At a more specific level, however, gentrification refers to the physical, social, economic, and cultural phenomenon whereby working-class and/or inner-city neighbourhoods are converted into more affluent middle-class communities, as by remodelling buildings, resulting in increased property values and in the displacement of the poor. Gentrification is intertwined with change; not only do the buildings, themselves, undergo renovation and beautification, but so too do the people, as such neighbourhoods often see an influx of highly educated, highly skilled, and highly paid residents moving in.
Explaining why gentrification occurs is no easy task. Early explanations of why it occurs saw a conflict between the production-side and consumption-side arguments. The production-side argument, which is associated primarily with the work of geographer Neil Smith, explains gentrification through economics and the relationships between flows of capital and the production of urban space. Smith argued that low rents on the urban periphery during the two decades after World War II led to a continuous movement of capital towards the development of suburban areas. This caused a 'devalorization' of the inner-city capital, resulting in the substantial abandonment of inner-city properties in favour of those in the periphery, and a fall in the price of inner-city land relative to rising land prices in the suburbs. This forms the basis for Smith's rent-gap theory, which he described as the disparity between "the actual capitalized ground rent (land value) of a plot of land given its present use and the potential ground rent that might be gleaned under a 'higher and better' use" (Smith, 1987b, p.462).
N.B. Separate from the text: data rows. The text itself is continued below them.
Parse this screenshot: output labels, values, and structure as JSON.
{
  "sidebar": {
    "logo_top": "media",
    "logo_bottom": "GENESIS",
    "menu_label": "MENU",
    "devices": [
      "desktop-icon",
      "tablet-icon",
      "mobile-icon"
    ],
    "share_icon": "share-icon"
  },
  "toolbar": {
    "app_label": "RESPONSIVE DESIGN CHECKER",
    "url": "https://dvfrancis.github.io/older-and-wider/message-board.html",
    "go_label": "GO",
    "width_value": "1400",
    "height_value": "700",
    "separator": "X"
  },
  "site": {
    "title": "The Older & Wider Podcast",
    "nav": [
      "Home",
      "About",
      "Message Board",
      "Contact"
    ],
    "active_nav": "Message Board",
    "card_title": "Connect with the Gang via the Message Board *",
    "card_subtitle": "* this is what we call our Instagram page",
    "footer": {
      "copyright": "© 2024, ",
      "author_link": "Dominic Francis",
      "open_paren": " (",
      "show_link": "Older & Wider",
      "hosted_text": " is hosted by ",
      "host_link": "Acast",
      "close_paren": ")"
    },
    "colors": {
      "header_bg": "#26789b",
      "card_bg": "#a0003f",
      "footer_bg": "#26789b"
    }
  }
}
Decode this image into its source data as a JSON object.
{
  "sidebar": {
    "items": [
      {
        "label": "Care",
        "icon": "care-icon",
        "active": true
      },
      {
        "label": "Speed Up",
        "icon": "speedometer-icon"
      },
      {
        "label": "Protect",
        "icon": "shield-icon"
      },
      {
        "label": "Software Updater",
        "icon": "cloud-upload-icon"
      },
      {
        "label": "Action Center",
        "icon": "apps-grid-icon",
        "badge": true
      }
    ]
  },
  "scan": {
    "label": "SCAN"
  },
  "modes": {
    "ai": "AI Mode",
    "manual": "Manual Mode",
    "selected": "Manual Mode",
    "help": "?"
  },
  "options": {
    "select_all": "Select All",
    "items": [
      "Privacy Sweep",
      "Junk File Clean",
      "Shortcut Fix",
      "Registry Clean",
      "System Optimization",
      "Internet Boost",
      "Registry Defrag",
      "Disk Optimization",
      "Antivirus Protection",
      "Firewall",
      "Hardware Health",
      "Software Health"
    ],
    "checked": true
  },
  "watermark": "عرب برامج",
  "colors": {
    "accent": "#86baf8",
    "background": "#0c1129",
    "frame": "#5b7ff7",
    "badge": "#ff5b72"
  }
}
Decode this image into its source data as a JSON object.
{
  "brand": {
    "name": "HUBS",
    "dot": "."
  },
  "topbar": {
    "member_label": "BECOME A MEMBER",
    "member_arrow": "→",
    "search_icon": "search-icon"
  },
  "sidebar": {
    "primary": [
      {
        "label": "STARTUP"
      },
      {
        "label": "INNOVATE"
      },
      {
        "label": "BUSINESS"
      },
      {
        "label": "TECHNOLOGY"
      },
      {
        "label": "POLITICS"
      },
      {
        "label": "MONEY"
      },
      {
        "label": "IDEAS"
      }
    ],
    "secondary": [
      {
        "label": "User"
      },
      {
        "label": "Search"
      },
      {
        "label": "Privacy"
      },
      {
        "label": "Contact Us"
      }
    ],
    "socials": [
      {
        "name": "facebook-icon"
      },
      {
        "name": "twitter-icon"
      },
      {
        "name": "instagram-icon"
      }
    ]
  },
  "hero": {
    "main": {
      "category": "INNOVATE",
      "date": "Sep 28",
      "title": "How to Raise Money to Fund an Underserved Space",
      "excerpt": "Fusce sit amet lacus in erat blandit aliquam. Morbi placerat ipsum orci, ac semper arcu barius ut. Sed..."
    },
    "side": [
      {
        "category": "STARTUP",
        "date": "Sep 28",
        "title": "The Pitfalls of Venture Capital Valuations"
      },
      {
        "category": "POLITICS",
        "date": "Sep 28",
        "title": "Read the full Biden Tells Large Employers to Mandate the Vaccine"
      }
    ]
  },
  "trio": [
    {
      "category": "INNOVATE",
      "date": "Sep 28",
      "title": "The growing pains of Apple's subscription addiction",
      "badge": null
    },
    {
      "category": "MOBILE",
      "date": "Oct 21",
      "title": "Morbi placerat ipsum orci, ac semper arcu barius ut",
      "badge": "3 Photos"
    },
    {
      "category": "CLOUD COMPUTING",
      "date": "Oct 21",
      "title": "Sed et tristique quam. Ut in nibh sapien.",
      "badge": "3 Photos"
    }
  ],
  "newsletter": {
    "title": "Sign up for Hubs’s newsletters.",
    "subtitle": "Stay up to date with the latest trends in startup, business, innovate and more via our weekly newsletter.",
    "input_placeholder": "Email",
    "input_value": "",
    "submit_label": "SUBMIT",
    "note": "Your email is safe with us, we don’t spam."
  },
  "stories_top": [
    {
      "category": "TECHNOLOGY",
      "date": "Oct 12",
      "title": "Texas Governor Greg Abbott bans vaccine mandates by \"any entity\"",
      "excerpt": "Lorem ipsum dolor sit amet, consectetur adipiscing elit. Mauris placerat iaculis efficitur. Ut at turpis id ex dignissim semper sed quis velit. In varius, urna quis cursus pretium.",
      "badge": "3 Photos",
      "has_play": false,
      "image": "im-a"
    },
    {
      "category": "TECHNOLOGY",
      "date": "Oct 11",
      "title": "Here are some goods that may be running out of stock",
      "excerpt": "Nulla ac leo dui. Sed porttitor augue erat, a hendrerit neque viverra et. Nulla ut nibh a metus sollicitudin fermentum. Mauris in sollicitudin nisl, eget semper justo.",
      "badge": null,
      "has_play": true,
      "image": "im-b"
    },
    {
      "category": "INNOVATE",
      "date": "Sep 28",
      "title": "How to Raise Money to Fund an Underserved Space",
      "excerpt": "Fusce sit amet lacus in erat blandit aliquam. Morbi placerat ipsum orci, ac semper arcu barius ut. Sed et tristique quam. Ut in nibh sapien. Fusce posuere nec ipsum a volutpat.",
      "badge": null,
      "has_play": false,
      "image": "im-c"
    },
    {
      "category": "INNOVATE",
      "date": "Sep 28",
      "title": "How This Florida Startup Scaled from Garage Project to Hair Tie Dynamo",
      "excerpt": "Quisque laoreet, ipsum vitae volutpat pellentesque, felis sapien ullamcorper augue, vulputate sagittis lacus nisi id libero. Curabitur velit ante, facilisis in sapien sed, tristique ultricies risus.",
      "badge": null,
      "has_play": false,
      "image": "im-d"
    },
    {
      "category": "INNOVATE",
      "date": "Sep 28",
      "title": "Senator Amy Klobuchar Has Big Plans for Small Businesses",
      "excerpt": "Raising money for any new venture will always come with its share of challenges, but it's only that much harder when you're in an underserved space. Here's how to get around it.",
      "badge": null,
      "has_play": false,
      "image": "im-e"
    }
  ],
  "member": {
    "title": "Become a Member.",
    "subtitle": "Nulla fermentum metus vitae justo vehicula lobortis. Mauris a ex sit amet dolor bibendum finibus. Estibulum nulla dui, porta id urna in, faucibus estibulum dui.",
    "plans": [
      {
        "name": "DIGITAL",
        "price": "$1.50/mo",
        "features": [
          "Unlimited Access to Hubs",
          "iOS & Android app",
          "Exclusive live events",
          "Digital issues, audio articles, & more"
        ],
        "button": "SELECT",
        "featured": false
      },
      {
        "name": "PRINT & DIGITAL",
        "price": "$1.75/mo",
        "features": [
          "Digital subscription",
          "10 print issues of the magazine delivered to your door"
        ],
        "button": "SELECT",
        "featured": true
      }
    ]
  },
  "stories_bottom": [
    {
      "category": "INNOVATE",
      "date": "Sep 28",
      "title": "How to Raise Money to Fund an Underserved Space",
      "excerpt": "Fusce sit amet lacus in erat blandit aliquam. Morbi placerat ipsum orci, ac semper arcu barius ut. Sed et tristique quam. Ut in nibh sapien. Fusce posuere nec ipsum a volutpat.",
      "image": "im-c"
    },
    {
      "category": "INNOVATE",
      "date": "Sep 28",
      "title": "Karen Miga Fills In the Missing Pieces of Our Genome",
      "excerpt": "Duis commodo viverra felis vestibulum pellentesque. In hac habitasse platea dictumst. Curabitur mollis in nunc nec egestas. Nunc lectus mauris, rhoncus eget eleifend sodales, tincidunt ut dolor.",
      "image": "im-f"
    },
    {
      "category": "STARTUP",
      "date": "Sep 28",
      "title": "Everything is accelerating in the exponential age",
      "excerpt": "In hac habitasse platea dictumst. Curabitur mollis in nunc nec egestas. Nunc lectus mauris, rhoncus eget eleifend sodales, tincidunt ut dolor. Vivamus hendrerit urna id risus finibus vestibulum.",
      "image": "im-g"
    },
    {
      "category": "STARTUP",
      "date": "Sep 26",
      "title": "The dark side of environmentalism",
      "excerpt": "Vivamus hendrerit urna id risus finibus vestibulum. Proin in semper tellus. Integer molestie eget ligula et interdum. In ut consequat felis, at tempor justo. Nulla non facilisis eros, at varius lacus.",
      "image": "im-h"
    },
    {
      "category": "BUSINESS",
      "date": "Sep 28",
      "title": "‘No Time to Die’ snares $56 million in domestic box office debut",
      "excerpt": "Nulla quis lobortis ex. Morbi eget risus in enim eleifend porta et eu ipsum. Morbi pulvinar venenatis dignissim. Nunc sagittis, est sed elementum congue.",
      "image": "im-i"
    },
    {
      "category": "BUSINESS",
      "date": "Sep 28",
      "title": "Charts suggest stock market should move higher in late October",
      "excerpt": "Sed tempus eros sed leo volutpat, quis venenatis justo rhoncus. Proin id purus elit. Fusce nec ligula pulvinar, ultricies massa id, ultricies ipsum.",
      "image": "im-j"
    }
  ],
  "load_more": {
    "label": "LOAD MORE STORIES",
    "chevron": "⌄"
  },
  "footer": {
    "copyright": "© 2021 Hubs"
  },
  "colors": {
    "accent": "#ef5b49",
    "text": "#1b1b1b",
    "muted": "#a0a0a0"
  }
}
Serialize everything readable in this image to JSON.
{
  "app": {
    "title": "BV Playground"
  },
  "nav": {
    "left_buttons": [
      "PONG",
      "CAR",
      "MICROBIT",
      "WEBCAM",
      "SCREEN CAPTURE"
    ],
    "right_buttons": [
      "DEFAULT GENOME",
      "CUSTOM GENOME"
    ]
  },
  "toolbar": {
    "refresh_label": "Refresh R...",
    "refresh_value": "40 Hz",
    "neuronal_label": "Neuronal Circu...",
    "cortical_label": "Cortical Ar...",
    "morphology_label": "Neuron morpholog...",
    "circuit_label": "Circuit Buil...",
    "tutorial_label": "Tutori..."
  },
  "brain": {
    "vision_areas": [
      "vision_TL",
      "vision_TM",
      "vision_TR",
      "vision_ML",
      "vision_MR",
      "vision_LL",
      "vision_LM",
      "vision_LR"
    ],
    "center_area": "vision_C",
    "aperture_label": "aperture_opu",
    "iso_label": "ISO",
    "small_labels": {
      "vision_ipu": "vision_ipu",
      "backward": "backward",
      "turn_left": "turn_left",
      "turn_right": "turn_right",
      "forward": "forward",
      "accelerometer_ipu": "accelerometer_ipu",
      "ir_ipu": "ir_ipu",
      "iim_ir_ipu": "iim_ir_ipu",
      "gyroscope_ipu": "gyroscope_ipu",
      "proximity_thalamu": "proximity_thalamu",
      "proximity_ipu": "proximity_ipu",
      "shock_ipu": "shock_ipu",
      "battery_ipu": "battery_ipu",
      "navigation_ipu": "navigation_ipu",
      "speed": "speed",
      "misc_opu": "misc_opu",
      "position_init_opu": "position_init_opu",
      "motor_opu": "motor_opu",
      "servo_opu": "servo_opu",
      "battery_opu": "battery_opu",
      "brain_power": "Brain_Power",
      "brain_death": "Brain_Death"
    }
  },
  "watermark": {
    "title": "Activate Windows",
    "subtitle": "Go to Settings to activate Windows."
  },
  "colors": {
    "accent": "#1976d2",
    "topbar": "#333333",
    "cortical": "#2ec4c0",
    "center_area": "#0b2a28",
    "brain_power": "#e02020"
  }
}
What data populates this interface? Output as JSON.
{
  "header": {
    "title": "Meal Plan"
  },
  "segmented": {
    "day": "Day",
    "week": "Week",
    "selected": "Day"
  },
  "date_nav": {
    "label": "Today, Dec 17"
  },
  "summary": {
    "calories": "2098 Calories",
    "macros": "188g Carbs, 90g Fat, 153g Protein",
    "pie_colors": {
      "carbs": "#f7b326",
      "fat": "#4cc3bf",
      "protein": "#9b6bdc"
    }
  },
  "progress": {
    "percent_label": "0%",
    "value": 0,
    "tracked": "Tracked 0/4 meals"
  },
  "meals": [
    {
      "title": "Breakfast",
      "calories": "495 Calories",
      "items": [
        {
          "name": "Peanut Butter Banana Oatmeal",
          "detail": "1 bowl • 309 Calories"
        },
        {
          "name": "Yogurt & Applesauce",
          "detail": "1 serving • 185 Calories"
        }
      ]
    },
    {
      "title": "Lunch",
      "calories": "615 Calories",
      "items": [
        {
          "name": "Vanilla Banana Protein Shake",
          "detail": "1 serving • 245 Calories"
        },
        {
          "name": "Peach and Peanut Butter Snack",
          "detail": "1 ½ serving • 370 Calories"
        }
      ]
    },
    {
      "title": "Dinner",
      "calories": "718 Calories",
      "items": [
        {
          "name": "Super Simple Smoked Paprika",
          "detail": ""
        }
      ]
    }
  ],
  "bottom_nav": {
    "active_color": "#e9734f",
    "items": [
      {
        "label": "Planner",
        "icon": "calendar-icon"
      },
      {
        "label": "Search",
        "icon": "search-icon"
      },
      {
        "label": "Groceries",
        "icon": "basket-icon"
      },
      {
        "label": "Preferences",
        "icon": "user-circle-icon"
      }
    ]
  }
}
Smith believed that the rent-gap theory was the necessary piece of the puzzle to explicate the process of gentrification. He argued that, when the rent-gap was wide enough, developers, landlords, and other people with a vested interest in the development of land will see the potential profit to be had by reinvesting in abandoned inner-city properties and redeveloping them for new inhabitants. This effectively closes the rent-gap and leads to a higher and better use of the land.
The de-industrialization of the inner-city is seen as a prerequisite, which is often coupled with the growth of a divided 'white-collar' employment sector, one part of which is engaged in professional/managerial positions which follow the spatial centralization of capital. This is a product of corporations requiring spatial proximity to reduce decision-making time.
There are many criticisms of the production-side theory. ...
The consumption-side theory, on the other hand, has gained more credibility as an explanation for gentrification. Researchers that support this argument generally view the characteristics of gentrifiers to be of greater importance in the understanding of gentrification.